Take Tyler Oakley, a self-professed full-time fangirl and YouTube cottage industry, for example. Oakley's channel for "Collaborations With YouTubers" has 120 videos in which he lets various potential inductees of the YouTube illuminati step onto his gigantic stage for a moment.
"Cross-pollination is very important," Spiegel said. "When we take someone on, they might put out a song and collaborate with one of our bigger guys. That's how the big guys help the small."
This cross-pollination leads to another artificial intimacy and authenticity. You get the notion, by watching and commenting, that you're vicariously entering a friend group. The fandoms for these individuals begin to blend in, people take sides in barely-there drama — it's like the WWE, only instead of playing out an imitation of professional wrestling, it applies the same theatrics to early high school drama.

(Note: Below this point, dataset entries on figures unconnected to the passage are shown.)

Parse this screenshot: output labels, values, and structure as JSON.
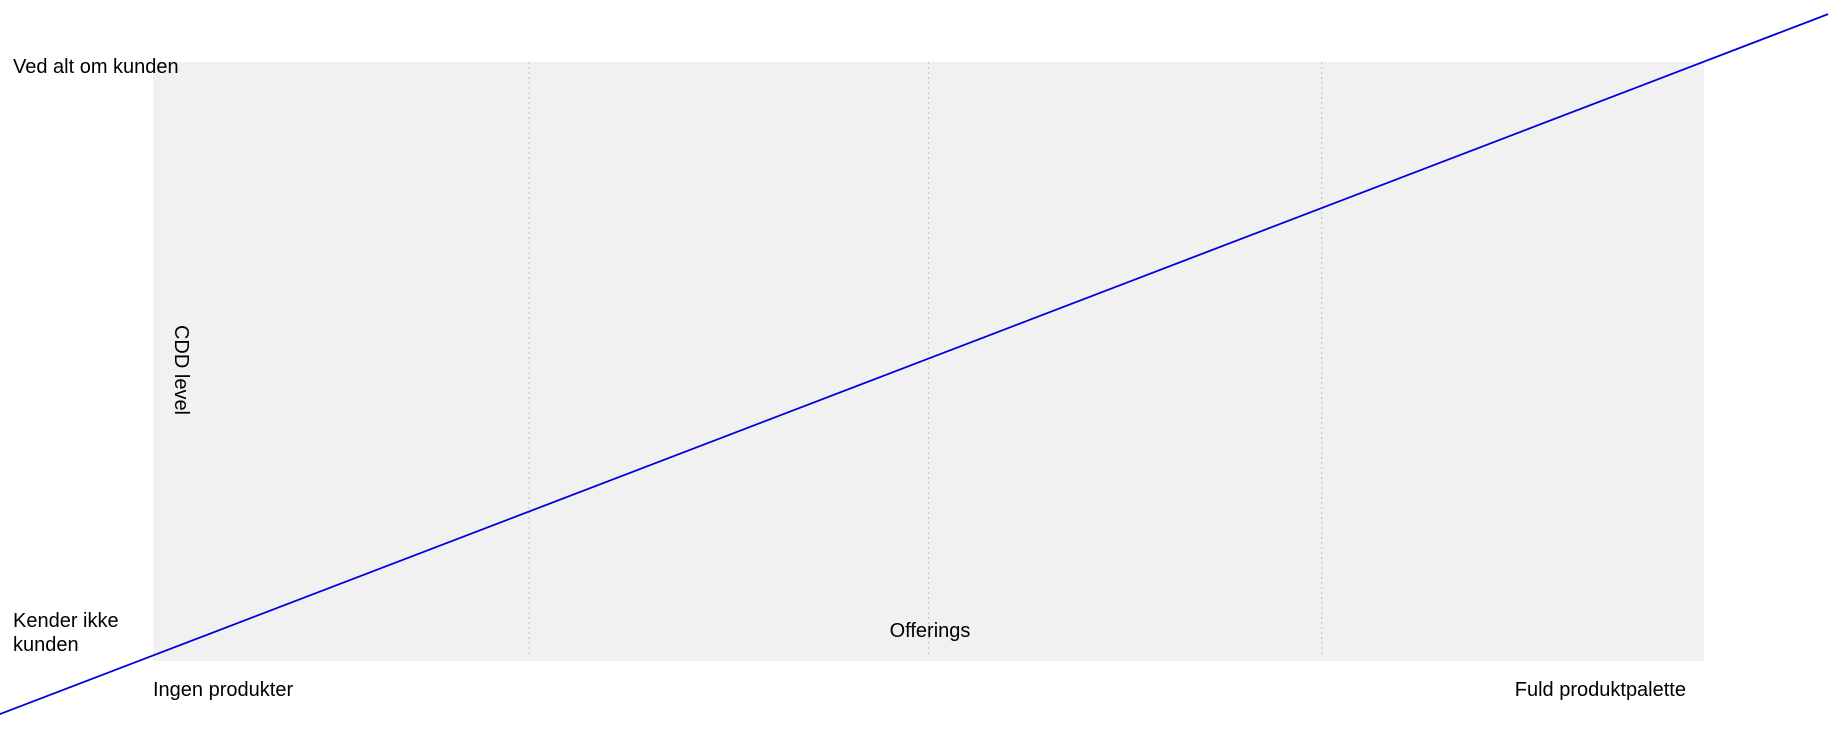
{
  "chart_data": {
    "type": "line",
    "title": "",
    "xlabel": "Offerings",
    "ylabel": "CDD level",
    "x_tick_labels": {
      "start": "Ingen produkter",
      "end": "Fuld produktpalette"
    },
    "y_tick_labels": {
      "start": "Kender ikke kunden",
      "end": "Ved alt om kunden"
    },
    "xlim": [
      0,
      1
    ],
    "ylim": [
      0,
      1
    ],
    "grid": {
      "x": true,
      "y": false,
      "style": "dotted",
      "x_positions": [
        0.2425,
        0.5,
        0.7535
      ]
    },
    "series": [
      {
        "x": [
          -0.1,
          1.08
        ],
        "y": [
          -0.09,
          1.08
        ]
      }
    ],
    "colors": {
      "line": "#0000dd",
      "plot_background": "#f1f1f1",
      "grid": "#c8c8c8",
      "text": "#000000"
    }
  }
}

These kids give themselves over to the rule of their followers. By participating in their life, you're afforded one of a thousand strings that make the puppet dance. Events like DigiTour become the interpersonal embodiment of this kind of adolescent sociology at scale. BuzzFeed's Ellen Cushing shadowed the stars on their tour and gave witness to the madness, the way each of the girls fell on the object of their affections like sparrows, taking their selfies like mementos with which to build their own digital nests:
The interactions themselves are about 30 seconds long. First, the boy offers a greeting and, often, some kind of compliment. Sometimes the girls ask questions; sometimes they're too stunned to say anything at all. The ones hoping to be discovered sing. Then there's the picture: Most girls opt for a hug or a kiss on the cheek, but some go bigger and more theatrical[...]
Valiando Rojas says that this part — the one-on-one interaction, the laborious clientele-ing, handshaking, cheek-kissing, DMing — is the key to new fame's potency.

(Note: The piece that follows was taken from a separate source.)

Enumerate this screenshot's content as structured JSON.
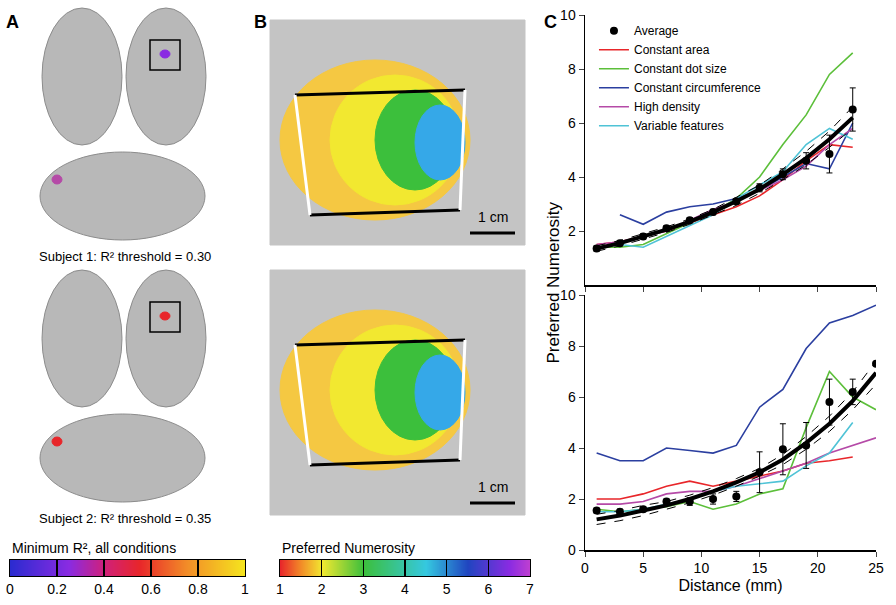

The values of the "Centennials"... or Gen Z... or whatever you call them: For a decade, everybody with something to sell has been digging their heels into social media trying to access and audience, generally by flooding social media and building a presence.
While it's generally trite and obnoxious to generalize about an entire emerging generation, something we can at least derive about kids-these-days is that they want to be able to reach back — and they expect a response. Not from the Taco Bell Twitter account, but from a real person they're familiar with. Someone with a voice and eyes that stare back from the camera. Someone their own age, who feels like a friend or a crush.
"It's like World Wrestling Entertainment, but with early high school drama."
"This is something that Gen Z is used to — they expect the media they're consuming to talk back to them," Valiando Rojas told Mic. "If we make a mistake, they will let us know instantly. They expect us to explain why something didn't go right.
"There are people out there who say they don't have talent, but they've figured out the hardest part," she added. "Because ultimately, the hardest part is audience. The rest can be reverse-engineered."